Führungskräfte und Ressourcen kirchlicher Entwicklung

Angefragt, die Führungskraftstudie aus Sicht einer weiblichen, jungen, theologischen Führungskraft in Kirche zu kommentieren, weise ich aus meiner eigenen Tätigkeit auf “Führungskräfte” und Ressourcen hin.

Führungskraft #1: Haltungen und Kompetenzzuschreibungen verändern sich nur langsam

Beispiele zeigen, dass sich auch in Kirche Ansichten und Entscheidungen verändern.
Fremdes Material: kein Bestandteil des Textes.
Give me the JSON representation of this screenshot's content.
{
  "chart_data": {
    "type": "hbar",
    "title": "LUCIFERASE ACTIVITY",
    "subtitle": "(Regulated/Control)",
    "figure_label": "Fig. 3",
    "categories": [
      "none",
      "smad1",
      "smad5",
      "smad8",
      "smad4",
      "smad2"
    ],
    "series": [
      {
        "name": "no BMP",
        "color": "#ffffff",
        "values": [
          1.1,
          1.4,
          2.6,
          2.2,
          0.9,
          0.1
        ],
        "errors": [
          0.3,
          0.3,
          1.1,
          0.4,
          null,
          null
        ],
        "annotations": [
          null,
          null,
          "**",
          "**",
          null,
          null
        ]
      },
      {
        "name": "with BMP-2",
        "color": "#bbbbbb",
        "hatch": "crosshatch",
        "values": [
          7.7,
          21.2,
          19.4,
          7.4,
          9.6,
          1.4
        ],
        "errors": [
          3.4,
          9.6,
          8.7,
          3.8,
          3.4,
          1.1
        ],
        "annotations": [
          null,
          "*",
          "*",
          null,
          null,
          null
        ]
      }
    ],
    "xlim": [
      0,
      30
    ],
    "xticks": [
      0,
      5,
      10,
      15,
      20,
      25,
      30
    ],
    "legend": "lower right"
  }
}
Die eigenen Haltungen und Kompetenzen zu hinterfragen, bedeutet in der katholischen Kirche letztendlich auch, das Selbstverständnis von Kirche und damit verbunden die Ämterstruktur und das Weiheverständnis zu hinterfragen. In diesem Kontext ist die Frage nach der Rolle von Frauen bedeutsam. In der Gesellschaft hat sich hier viel getan. Auch wenn etwa über die Quotenregelung und deren Reichweite noch diskutiert wird, so hat sich zumindest ein Bewusstsein dafür entwickelt, dass man auf das Potenzial und die Kompetenzen von Frauen in Führungspositionen nicht verzichten kann und will.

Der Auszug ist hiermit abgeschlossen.